Ao comparar a justiça dos fariseus com a sua própria, Jesus está contrastando o círculo real dos ouvintes dispostos que o cercam com aqueles outros que estão encapsulados na sua própria ideia de observância religiosa. Os fariseus guardam a Lei sem compreender o fim da Lei. Os discípulos de Jesus devem imitá-lo, tornando-se Lei viva, imitando a si mesmo. Quão comovente e, no entanto, quão terrível é o uso que Jesus faz ao longo desta passagem da segunda pessoa do plural: 'Vocês aqui que estão me ouvindo: agora não têm desculpa para dizer que não sabiam. Minha palavra se dirigiu a você pessoalmente. Você foi acordado! Você foi admitido em meus segredos. Não há retorno.' E quão absolutas são as consequências de ter sido assim abordado por Jesus! Doravante, nenhuma justiça medíocre ou puramente mecânica servirá. Se não houver abundância de justiça, se não houver transcendência ou interiorização da Lei, “você não entrará no Reino dos Céus”. Os dois verbos πεϱισσεύειν (“ultrapassar”) e εἰσελθεῖν: (“entrar”) são mutuamente dependentes aqui. Refletem o movimento interior da vida que deveria ser do discípulo. Se este movimento dinâmico não existir, a religião será em vão. “Superabundar” em justiça e fidelidade significa que devemos compreender as intenções do nosso Legislador de tal forma que corramos com rapidez e alegria para antecipar, se possível, a sua vontade e desígnios. A nossa perseverança na fidelidade pode “superabundar” porque não perdemos de vista o seu próprio amor superabundante. A Sua Palavra jorra ricamente da fonte do seu Coração, e também a nossa obediência fiel deve corresponder à sua própria efervescência. Não há cálculos para sua doação. Manteremos as contas por nossa conta? Isto é o que significa “superar”, “superabundar”; esta é a água que “brota para a vida eterna” do nosso próprio coração.

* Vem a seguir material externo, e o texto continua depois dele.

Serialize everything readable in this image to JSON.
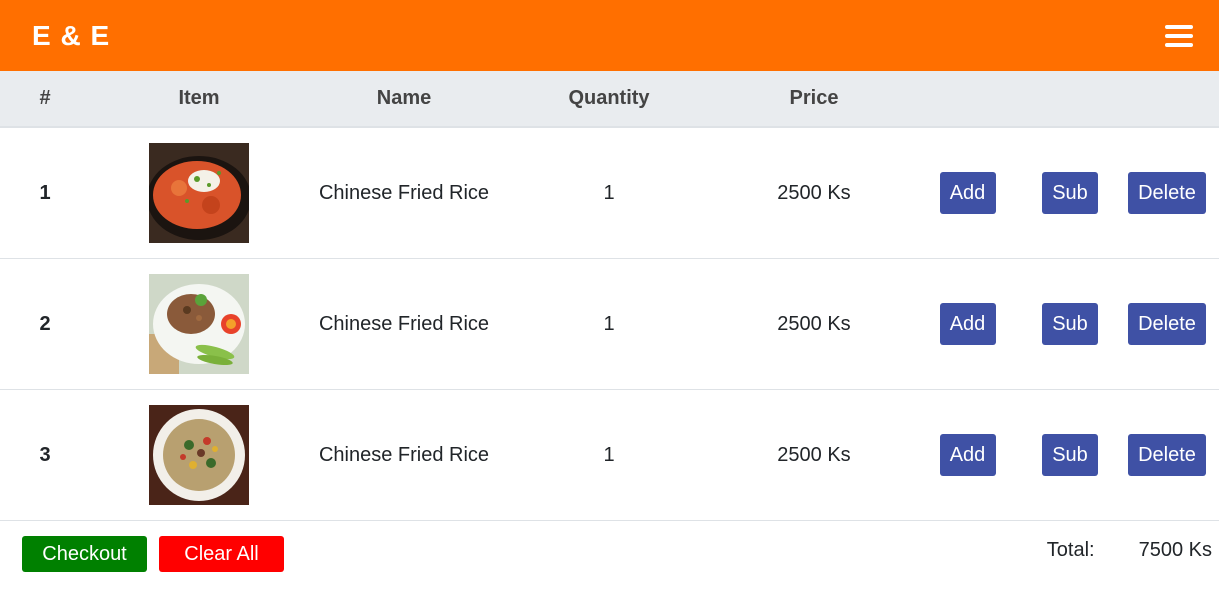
{
  "navbar": {
    "brand": "E & E",
    "menu_icon": "hamburger-icon"
  },
  "table": {
    "headers": [
      "#",
      "Item",
      "Name",
      "Quantity",
      "Price",
      "",
      "",
      ""
    ],
    "rows": [
      {
        "num": "1",
        "name": "Chinese Fried Rice",
        "qty": "1",
        "price": "2500 Ks",
        "add": "Add",
        "sub": "Sub",
        "delete": "Delete"
      },
      {
        "num": "2",
        "name": "Chinese Fried Rice",
        "qty": "1",
        "price": "2500 Ks",
        "add": "Add",
        "sub": "Sub",
        "delete": "Delete"
      },
      {
        "num": "3",
        "name": "Chinese Fried Rice",
        "qty": "1",
        "price": "2500 Ks",
        "add": "Add",
        "sub": "Sub",
        "delete": "Delete"
      }
    ]
  },
  "footer": {
    "checkout": "Checkout",
    "clear_all": "Clear All",
    "total_label": "Total:",
    "total_value": "7500 Ks"
  },
  "colors": {
    "navbar": "#ff6f00",
    "action_button": "#3f51a5",
    "checkout": "#008000",
    "clear": "#ff0000"
  }
}
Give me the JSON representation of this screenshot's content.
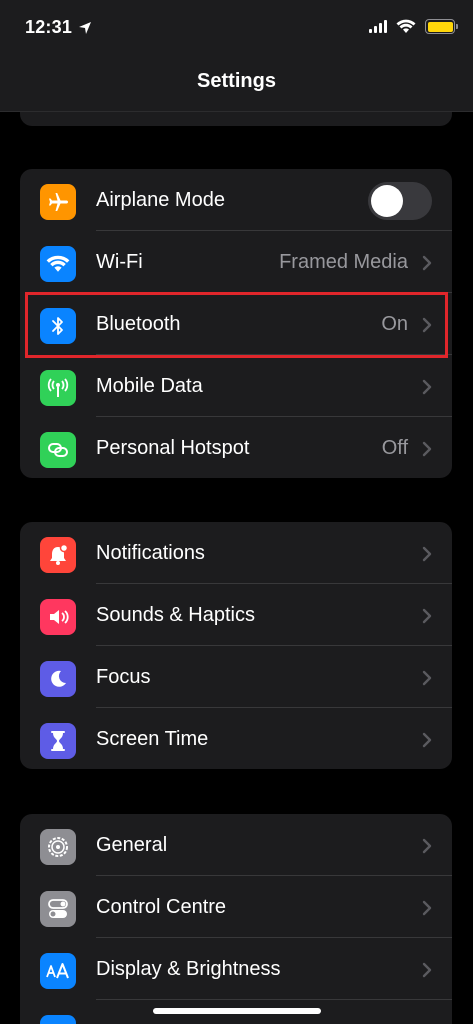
{
  "status_bar": {
    "time": "12:31"
  },
  "nav": {
    "title": "Settings"
  },
  "group1": [
    {
      "label": "Airplane Mode",
      "icon": "airplane-icon",
      "color": "#ff9500",
      "toggle": false
    },
    {
      "label": "Wi-Fi",
      "value": "Framed Media",
      "icon": "wifi-icon",
      "color": "#0a84ff"
    },
    {
      "label": "Bluetooth",
      "value": "On",
      "icon": "bluetooth-icon",
      "color": "#0a84ff"
    },
    {
      "label": "Mobile Data",
      "icon": "antenna-icon",
      "color": "#30d158"
    },
    {
      "label": "Personal Hotspot",
      "value": "Off",
      "icon": "hotspot-link-icon",
      "color": "#30d158"
    }
  ],
  "group2": [
    {
      "label": "Notifications",
      "icon": "bell-icon",
      "color": "#ff453a"
    },
    {
      "label": "Sounds & Haptics",
      "icon": "speaker-icon",
      "color": "#ff375f"
    },
    {
      "label": "Focus",
      "icon": "moon-icon",
      "color": "#5e5ce6"
    },
    {
      "label": "Screen Time",
      "icon": "hourglass-icon",
      "color": "#5e5ce6"
    }
  ],
  "group3": [
    {
      "label": "General",
      "icon": "gear-icon",
      "color": "#8e8e93"
    },
    {
      "label": "Control Centre",
      "icon": "switches-icon",
      "color": "#8e8e93"
    },
    {
      "label": "Display & Brightness",
      "icon": "text-size-icon",
      "color": "#0a84ff"
    }
  ],
  "annotation": {
    "highlight_color": "#e0262b"
  }
}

A Lei é para a vinda do Reino, não para o seu próprio bem. Se a Lei tiver o seu próprio fim, o próprio movimento em direção ao Reino cessa. Entrar no Reino dos Céus não é uma recompensa por ter guardado a Lei meticulosamente. Guardar a Lei da maneira que Jesus aqui recomenda significa começar com a Lei escrita e segui-la até a sua própria fonte na santidade de Deus. Tal busca define o ato de “entrar no Reino”.